É este vinho produzido em talhas de barro que nos conduz numa viagem iniciada, há mais de dois mil anos, durante a passagem dos romanos pela Península Ibérica. E a primeira paragem deste roteiro faz-se precisamente a 30 quilómetros do Redondo, no Monte da Ribeira, em Reguengos de Monsaraz, herdade onde a vindima foi realizada nas últimas semanas de agosto. O trabalho prosseguiu, depois, na Adega José de Sousa, ali perto. No portefólio da marca existem duas referências: José de Sousa (três tintos) e os novíssimos Puro Talha (um branco e um tinto), ambos estão a chegar às prateleiras de alguns supermercados.

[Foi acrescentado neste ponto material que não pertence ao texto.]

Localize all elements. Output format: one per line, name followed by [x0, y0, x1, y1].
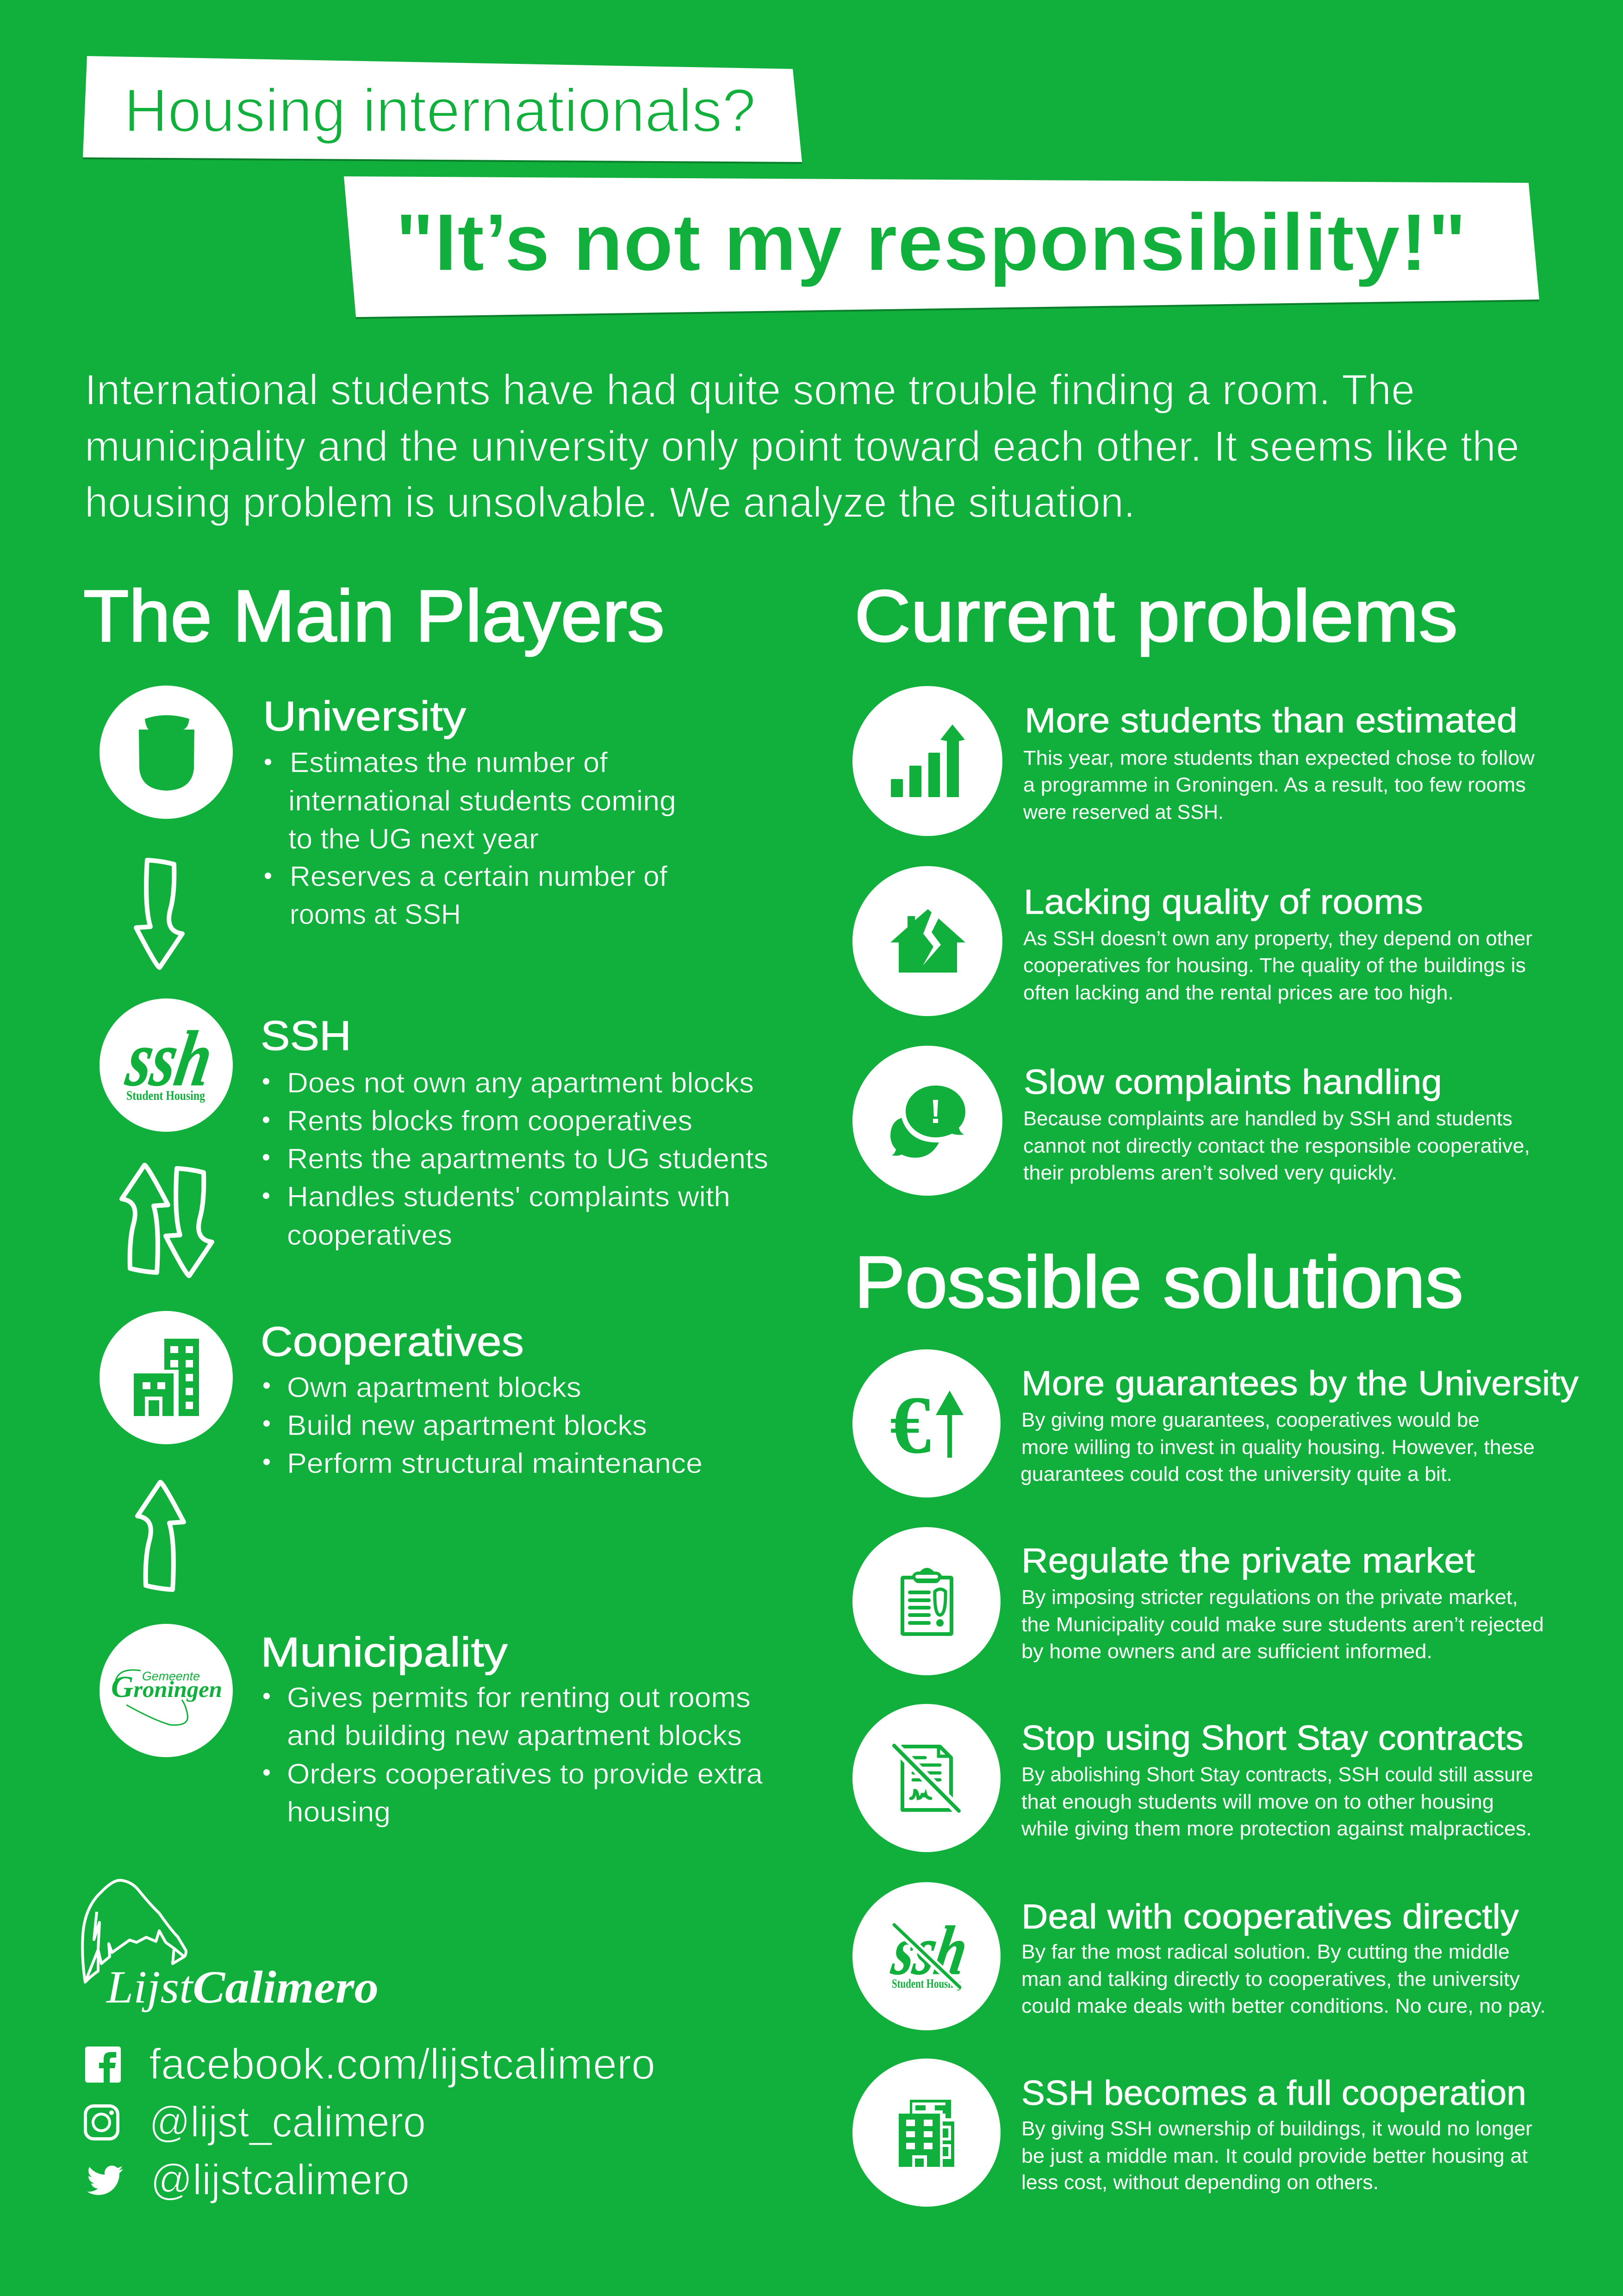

Apesar de não se terem deixado de produzir, principalmente no Alentejo, onde a tradição sempre se manteve, os vinhos de talha só agora estão a tornar-se mais visíveis, na medida em que existem cada vez mais produtores interessados na sua produção e comercialização. “Ainda é um produto para um nicho de mercado”, nota Domingos Soares Franco, enólogo e vice- -presidente da José Maria da Fonseca, empresa que se dedica à produção de vinhos de talha desde 1986, ano em que adquiriu a Adega José de Sousa, em Reguengos de Monsaraz. Da antiga adega alentejana, a José Maria da Fonseca “herdou” 20 talhas, chegando o espólio atual aos 114 exemplares. A talha mais antiga é de 1880 e apenas 30/40 estão cheias com vinho.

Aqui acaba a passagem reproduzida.